Key Highlights
- Bitcoin and Ethereum stayed steady in a tight range, while altcoins like XRP and SOL saw selective buying and rotation gains.
- ETF inflows reversed, pulling $1B+ from crypto, but healthy volumes show traders booked profits, not long-term holders selling out.
- Institutional moves and upcoming CPI/CLARITY catalysts suggest crypto is consolidating, setting the stage for a potential breakout.
Crypto markets are struggling to rise as risk-on flows reversed, pushing Bitcoin (BTC) and Ethereum (ETH) slightly lower. The ETF inflows started the week strongly, but have now seen a sudden turn, with more than $1 billion being drawn out. On the other hand, attention was drawn to altcoins such as XRP, Solana (SOL), and mid-cap coins.
According to Wintermute, a leading market maker, crypto underperformed broader markets, though small caps and altcoins showed selective strength. The market maker notes that BTC started the week by briefly surging to $94.7k early but dropped below $90k mid-week to stabilize around $91k. ETH replicated the performance, surging to $3,220 but dipping to $3,080 by the end of the week.
Wintermute also pointed out that since late November, BTC has been oscillating between $89k and $95k.

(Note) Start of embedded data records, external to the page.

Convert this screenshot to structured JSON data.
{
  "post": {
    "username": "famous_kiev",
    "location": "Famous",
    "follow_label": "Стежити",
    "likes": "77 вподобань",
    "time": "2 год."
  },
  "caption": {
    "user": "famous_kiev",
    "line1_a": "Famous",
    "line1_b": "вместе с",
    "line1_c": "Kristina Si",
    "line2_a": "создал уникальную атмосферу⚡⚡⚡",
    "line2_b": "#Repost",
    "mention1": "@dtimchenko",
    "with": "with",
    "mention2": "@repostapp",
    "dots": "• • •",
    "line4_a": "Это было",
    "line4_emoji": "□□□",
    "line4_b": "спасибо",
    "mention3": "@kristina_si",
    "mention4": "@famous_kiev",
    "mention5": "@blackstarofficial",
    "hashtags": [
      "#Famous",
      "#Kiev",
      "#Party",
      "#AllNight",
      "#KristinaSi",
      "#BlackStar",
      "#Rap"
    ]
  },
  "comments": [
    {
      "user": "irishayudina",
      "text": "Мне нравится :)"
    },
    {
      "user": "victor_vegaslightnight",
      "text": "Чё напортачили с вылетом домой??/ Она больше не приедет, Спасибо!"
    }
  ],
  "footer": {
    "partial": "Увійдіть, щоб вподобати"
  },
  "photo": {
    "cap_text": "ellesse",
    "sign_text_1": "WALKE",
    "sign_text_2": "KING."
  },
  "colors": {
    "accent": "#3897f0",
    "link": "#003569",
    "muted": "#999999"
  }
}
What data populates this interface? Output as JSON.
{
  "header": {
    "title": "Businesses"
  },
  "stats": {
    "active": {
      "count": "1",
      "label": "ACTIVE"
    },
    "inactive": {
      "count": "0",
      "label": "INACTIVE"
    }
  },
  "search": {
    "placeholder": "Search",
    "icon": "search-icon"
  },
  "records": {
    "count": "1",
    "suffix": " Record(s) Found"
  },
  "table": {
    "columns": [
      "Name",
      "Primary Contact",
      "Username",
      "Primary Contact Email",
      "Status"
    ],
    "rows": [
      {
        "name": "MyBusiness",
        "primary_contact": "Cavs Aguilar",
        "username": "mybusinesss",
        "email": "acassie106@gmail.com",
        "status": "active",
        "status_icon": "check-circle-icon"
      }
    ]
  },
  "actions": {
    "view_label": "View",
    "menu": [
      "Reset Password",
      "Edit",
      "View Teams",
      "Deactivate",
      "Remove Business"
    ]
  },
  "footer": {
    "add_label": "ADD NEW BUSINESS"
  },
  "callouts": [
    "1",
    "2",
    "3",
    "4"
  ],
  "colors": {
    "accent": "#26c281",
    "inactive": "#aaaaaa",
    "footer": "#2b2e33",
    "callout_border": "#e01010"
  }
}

This tight trading range is important because periods like this often come before big price moves and potential gains.
Over the past 30 days, Bitcoin has been trading in a very narrow range—narrower than 91% of past periods. This shows the market is steady and not in a panic. Basically, risky positions have been cleared, and there haven’t been any forced sell-offs, which means the overall market structure is healthy.
ETF flows drive short-term volatility
ETF activity drove the market last week. Big inflows of $471 million and $697 million on January 2 and 5 quickly reversed, with over $1.1 billion pulled out by Thursday. Ethereum alone saw $260 million leave. However, Wintermute noted that trading volumes stayed strong, showing that short-term traders were simply taking profits rather than long-term holders selling out.
Interestingly, some altcoins saw buying interest. XRP, SOL, and DOGE ETFs pulled in about $100 million combined. In the spot market, XRP jumped more than 10%, while SOL gained a little. As a result, Bitcoin’s share in the total crypto market fell below 59%, showing that money was moving into altcoins.
Market structure remains intact
Besides ETF activity, bigger structural moves are supporting crypto consolidation. Morgan Stanley filed for BTC and SOL ETFs, showing long-term investment plans. Bank of America added more advisor recommendations, while regulators keep an eye on Solana staking.
Wintermute said these big institutional moves show long-term planning, not short-term trading. The market is also watching key events like the U.S. CPI report, expected at 2.7%, and the Senate vote on the CLARITY Act. Either could trigger the breakout crypto has been waiting for.
Rumors and FUD addressed
Wintermute’s update comes after social media rumors suggested the firm planned to sue Binance after the October 2025 crash. CEO Evgeny Gaevoy dismissed the claims, saying, “What a larp, all complete bullshit.”
Former Binance CEO Changpeng Zhao also warned followers to “trust only verified information.” While the rumors caused some short-term worry, they didn’t affect the market’s structure or trading flows.
As of writing, BTC was trading near $91,934 with a $1.84 trillion market cap, while ETH was hovering around $3,124 at $377 billion—according to CoinMarketCap data. XRP, SOL, and BNB highlight the selective altcoin rotation. In general, the market is exhibiting patient capital building, strong volumes, and tactical profit-taking.